Oregon leads 28-7. The Ducks hold up four fingers, which everybody knows indicates fourth-quarter, winning time.
Perhaps, subconsciously, they were mocking the system, letting everybody know where the Ducks DO NOT belong in the BCS poll.
Bauman, wearing Steve Smith's lucky gloves after he tore them off his teammate's hands at halftime, lunges for an interception but comes up short. Smith ends up with three interceptions, Bauman none.
Oh, well, good thing Bauman intercepted Jonathan Smith on third down with less than a minute left in the Civil War game, or the whole Ducks-are-No. 1 argument might have been made drivel.
Jason Fife enters the game, hands off once and assumes the role of expected starting quarterback for the Ducks in 2002 and main man in Oregon's quest to stay nationally recognized. The clock ticks to :00.
What did the student learn from the mentor, the game's MVP who completed 28 of 42 passes for 350 yards and four scores? 'Poise and execution,' Fife says. 'The man has something on his mind, and he goes after it.'
Nobody bleeds Duck green more than former state Attorney General Dave Frohnmayer, now the university president, and Phil Knight, sportswear entrepreneur.
'It's unbelievable!' Knight exclaims, lunging into the other man's arms. Swoosh!

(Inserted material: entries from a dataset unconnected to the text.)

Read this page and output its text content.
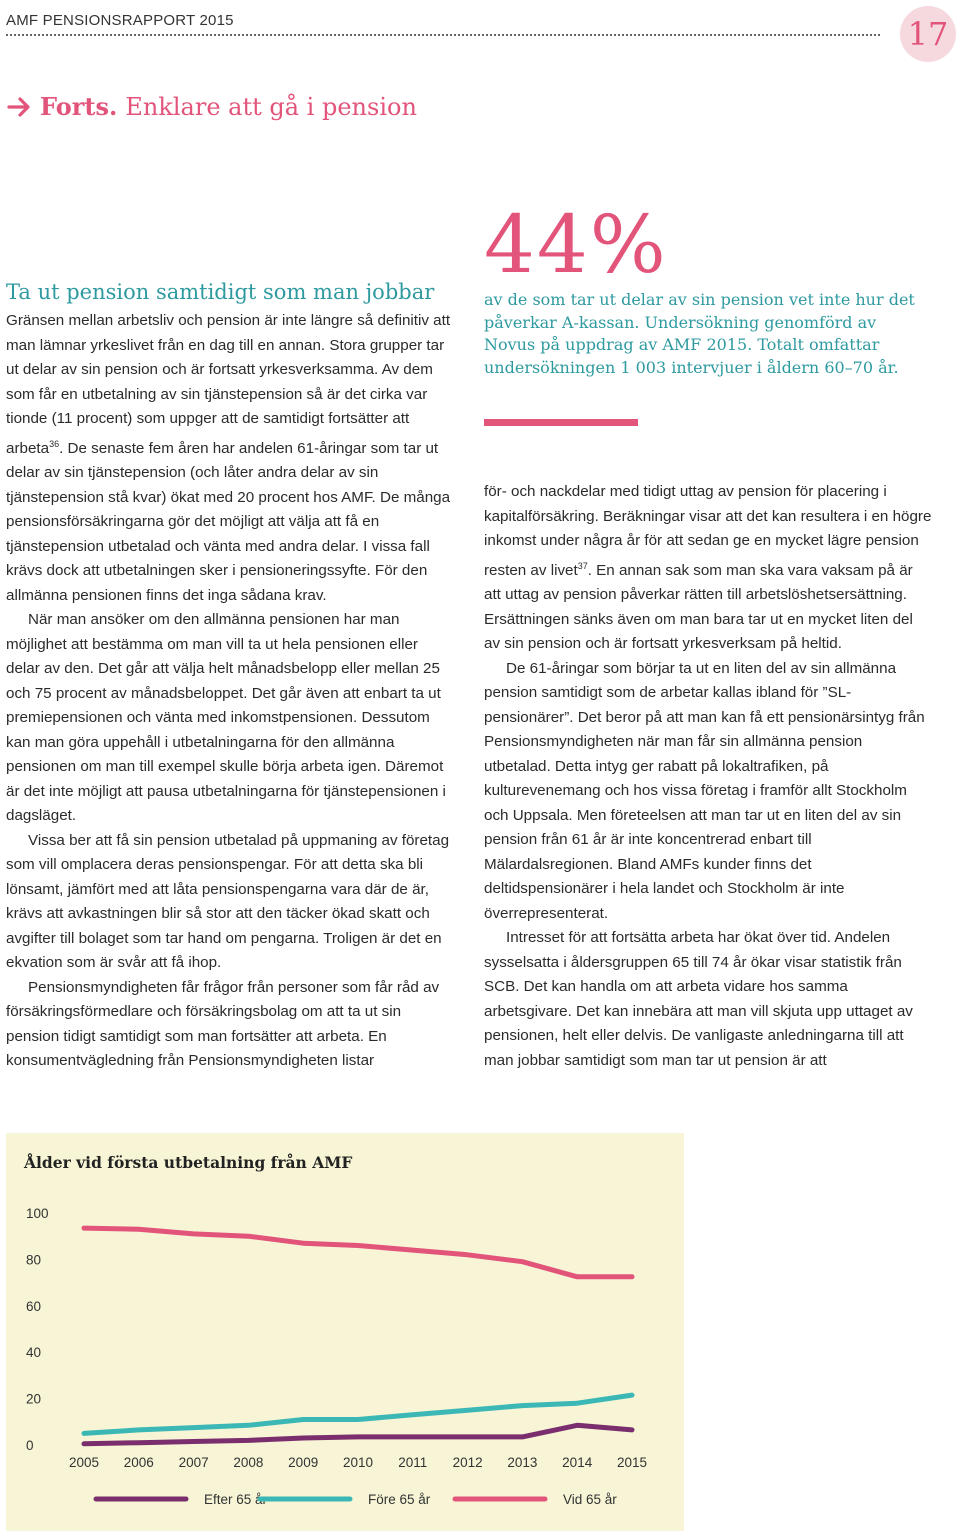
AMF PENSIONSRAPPORT 2015	17
Forts. Enklare att gå i pension
Ta ut pension samtidigt som man jobbar

Gränsen mellan arbetsliv och pension är inte längre så definitiv att man lämnar yrkeslivet från en dag till en annan. Stora grupper tar ut delar av sin pension och är fortsatt yrkesverksamma. Av dem som får en utbetalning av sin tjänstepension så är det cirka var tionde (11 procent) som uppger att de samtidigt fortsätter att arbeta$^{36}$. De senaste fem åren har andelen 61-åringar som tar ut delar av sin tjänstepension (och låter andra delar av sin tjänstepension stå kvar) ökat med 20 procent hos AMF. De många pensionsförsäkringarna gör det möjligt att välja att få en tjänstepension utbetalad och vänta med andra delar. I vissa fall krävs dock att utbetalningen sker i pensioneringssyfte. För den allmänna pensionen finns det inga sådana krav.

När man ansöker om den allmänna pensionen har man möjlighet att bestämma om man vill ta ut hela pensionen eller delar av den. Det går att välja helt månadsbelopp eller mellan 25 och 75 procent av månadsbeloppet. Det går även att enbart ta ut premiepensionen och vänta med inkomstpensionen. Dessutom kan man göra uppehåll i utbetalningarna för den allmänna pensionen om man till exempel skulle börja arbeta igen. Däremot är det inte möjligt att pausa utbetalningarna för tjänstepensionen i dagsläget.

Vissa ber att få sin pension utbetalad på uppmaning av företag som vill omplacera deras pensionspengar. För att detta ska bli lönsamt, jämfört med att låta pensionspengarna vara där de är, krävs att avkastningen blir så stor att den täcker ökad skatt och avgifter till bolaget som tar hand om pengarna. Troligen är det en ekvation som är svår att få ihop.

Pensionsmyndigheten får frågor från personer som får råd av försäkringsförmedlare och försäkringsbolag om att ta ut sin pension tidigt samtidigt som man fortsätter att arbeta. En konsumentvägledning från Pensionsmyndigheten listar

44%
av de som tar ut delar av sin pension vet inte hur det påverkar A-kassan. Undersökning genomförd av Novus på uppdrag av AMF 2015. Totalt omfattar undersökningen 1 003 intervjuer i åldern 60–70 år.

för- och nackdelar med tidigt uttag av pension för placering i kapitalförsäkring. Beräkningar visar att det kan resultera i en högre inkomst under några år för att sedan ge en mycket lägre pension resten av livet$^{37}$. En annan sak som man ska vara vaksam på är att uttag av pension påverkar rätten till arbetslöshetsersättning. Ersättningen sänks även om man bara tar ut en mycket liten del av sin pension och är fortsatt yrkesverksam på heltid.

De 61-åringar som börjar ta ut en liten del av sin allmänna pension samtidigt som de arbetar kallas ibland för ”SL-pensionärer”. Det beror på att man kan få ett pensionärsintyg från Pensionsmyndigheten när man får sin allmänna pension utbetalad. Detta intyg ger rabatt på lokaltrafiken, på kulturevenemang och hos vissa företag i framför allt Stockholm och Uppsala. Men företeelsen att man tar ut en liten del av sin pension från 61 år är inte koncentrerad enbart till Mälardalsregionen. Bland AMFs kunder finns det deltidspensionärer i hela landet och Stockholm är inte överrepresenterat.

Intresset för att fortsätta arbeta har ökat över tid. Andelen sysselsatta i åldersgruppen 65 till 74 år ökar visar statistik från SCB. Det kan handla om att arbeta vidare hos samma arbetsgivare. Det kan innebära att man vill skjuta upp uttaget av pensionen, helt eller delvis. De vanligaste anledningarna till att man jobbar samtidigt som man tar ut pension är att

Ålder vid första utbetalning från AMF
0
20
40
60
80
100
2005 2006 2007 2008 2009 2010 2011 2012 2013 2014 2015
Efter 65 år	Före 65 år	Vid 65 år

Knight, who, financially, has as much to do with Oregon's success as anybody, can't hold back his tears as he celebrates onfield after the game. 'It's all you hoped for, and 25 percent more,' he says. 'I'm a little bit surprised. I would have taken a one-point win.'
Not Frohnmayer, who picked the Quackers by 14.
Joey emerges from the locker room, into the family holding area outside the stadium, and cheers erupt. A Sports Illustrated reporter mingles with the Harrington family (ironic, because SI picked Oregon State to win the national title, and the Harringtons hate the Beavers).
'You have three minutes,' John Harrington tells his son, who runs with a duffle bag over each shoulder to drop them off into an Oregon transporter.
A hundred and some Harrington fans attended the game, and seemingly everyone wants Joey's autograph, a hug or their picture taken alongside him. Eight minutes pass, and Joey finally leaves the area with his family, only to come across two men loading two trophies into a van.
One is The Associated Press national championship trophy, the other the ceremonial Grantland Rice football writer's trophy. A ham among superstars, Joey grabs a trophy in each arm, mockingly crumbles under their weight, and giddily flashes a big ol' smile as cameras click and flashes flash.